Your Facebook argument is illogical

Chris Slattery

Okay, so the last time I wrote a column in response to something I saw on Facebook, many distasteful names were thrown at me, so I’ll choose my words carefully this time around. This is in part a reaction to a string of opinions posted on Facebook (of which everyone is entitled to), and also as a retort to the recent veto that happened in New Jersey.

Gay marriage: it’s a subject that has been discussed to death and back and I would only join in if I knew I had something different to say. So, to get everything out of the way:

OPPOSITION: It’s a sin, destroys the sanctity of marriage, Perez Hilton

SUPPORT: Just call it “marriage,” basic human rights, Neil Patrick Harris

Because all of these points (regardless of validity) have already been made countless times, I just want to talk about a few of these Facebook viewpoints, which — due to space restrictions — can’t include full context:

“Gay’s [sic] can’t make babies, so their [sic] isn’t a need to give them the distinction of marriage or the privileges that go along with it. In essence, gay individuals are ‘instictually’ [sic] challenged, or defunct.”

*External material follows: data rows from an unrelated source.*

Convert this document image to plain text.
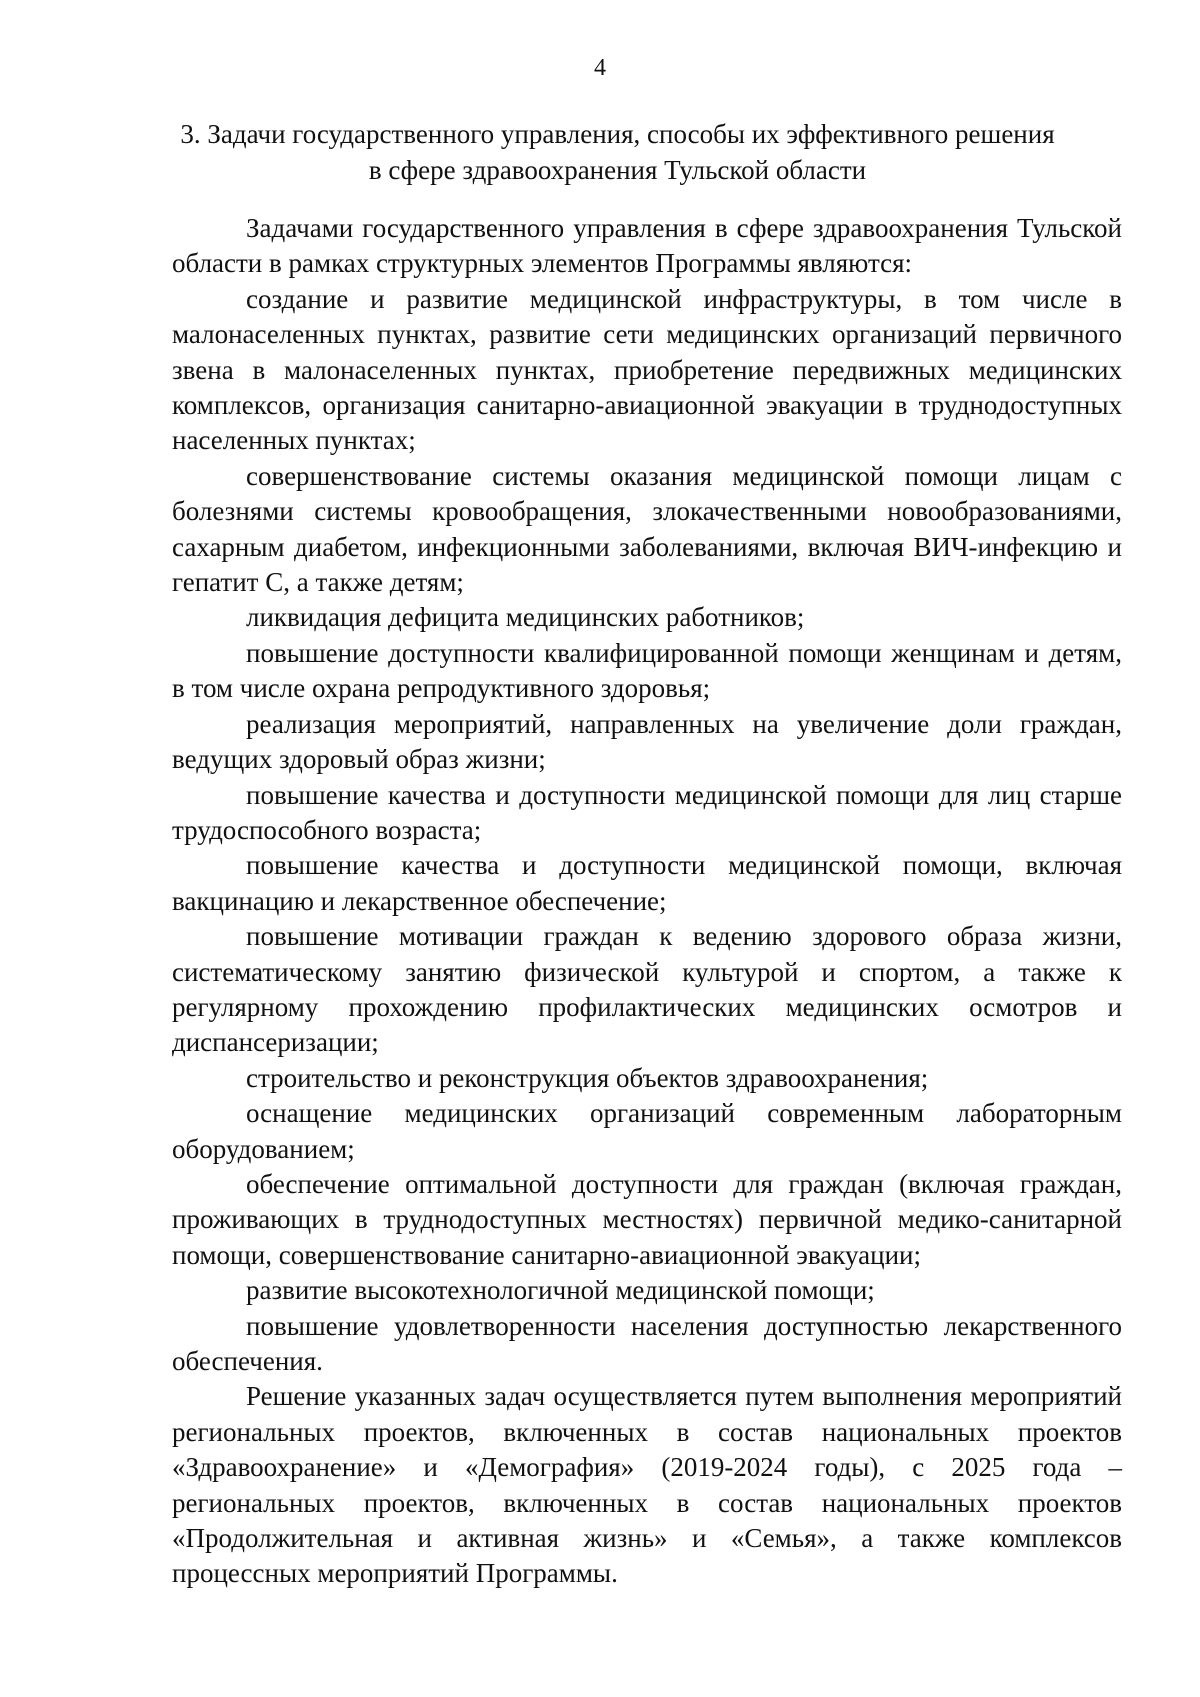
4
3. Задачи государственного управления, способы их эффективного решения
в сфере здравоохранения Тульской области

Задачами государственного управления в сфере здравоохранения Тульской области в рамках структурных элементов Программы являются:

создание и развитие медицинской инфраструктуры, в том числе в малонаселенных пунктах, развитие сети медицинских организаций первичного звена в малонаселенных пунктах, приобретение передвижных медицинских комплексов, организация санитарно-авиационной эвакуации в труднодоступных населенных пунктах;

совершенствование системы оказания медицинской помощи лицам с болезнями системы кровообращения, злокачественными новообразованиями, сахарным диабетом, инфекционными заболеваниями, включая ВИЧ-инфекцию и гепатит С, а также детям;

ликвидация дефицита медицинских работников;

повышение доступности квалифицированной помощи женщинам и детям, в том числе охрана репродуктивного здоровья;

реализация мероприятий, направленных на увеличение доли граждан, ведущих здоровый образ жизни;

повышение качества и доступности медицинской помощи для лиц старше трудоспособного возраста;

повышение качества и доступности медицинской помощи, включая вакцинацию и лекарственное обеспечение;

повышение мотивации граждан к ведению здорового образа жизни, систематическому занятию физической культурой и спортом, а также к регулярному прохождению профилактических медицинских осмотров и диспансеризации;

строительство и реконструкция объектов здравоохранения;

оснащение медицинских организаций современным лабораторным оборудованием;

обеспечение оптимальной доступности для граждан (включая граждан, проживающих в труднодоступных местностях) первичной медико-санитарной помощи, совершенствование санитарно-авиационной эвакуации;

развитие высокотехнологичной медицинской помощи;

повышение удовлетворенности населения доступностью лекарственного обеспечения.

Решение указанных задач осуществляется путем выполнения мероприятий региональных проектов, включенных в состав национальных проектов «Здравоохранение» и «Демография» (2019-2024 годы), с 2025 года – региональных проектов, включенных в состав национальных проектов «Продолжительная и активная жизнь» и «Семья», а также комплексов процессных мероприятий Программы.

Since that first clause is completely untrue — it’s not as if gay men don’t have sperm and gay women don’t have functioning uteri — there is no basis for the second. I mean, yes, as far as I’m aware a dude can’t get another dude pregnant, but donors and surrogates are everywhere to help “facilitat[e] in making babies” (mentioned earlier). In essence, gay individuals aren’t defunct at all.

“I now understand why people don’t like gays[.] [O]n the most basic level I don’t want to compete for resources or assist in anyway [sic] someone who by choice or defect is absolutely removed from the evolutionary gene pool with no possibility of perpetuating the human race and[/]or a societies [sic] sovereignty.”

Okay, ignoring the point made earlier, as well as the fact that no one here is competing for resources at the moment, let’s take a dip in the gene pool for a second. Is this to say that people who suffer from infertility (approximately 10 to 15 percent of Americans) and many celibate religious figures — from monks to priests — should suffer the same hatred at gays? Or should we instead not concern ourselves entirely with continuing to populate an already-crowded planet and treat human beings like human beings?

“I imagine that to perpetuate sovereignty as technology advances the country who will rule the world is the one who invents a weapon to turn other country’s [sic] populations homosexual so that they can’t recreate[.]”

Yeah, I think Apple is working on developing that technology right now…

Listen, it’s not my place to say whom I think deserves equal rights (I mean, technically this is exactly my place, below the editorial cartoon), and I don’t want to push any agenda on individuals who may feel differently. It just irks me when people use faulty logic to hurt others.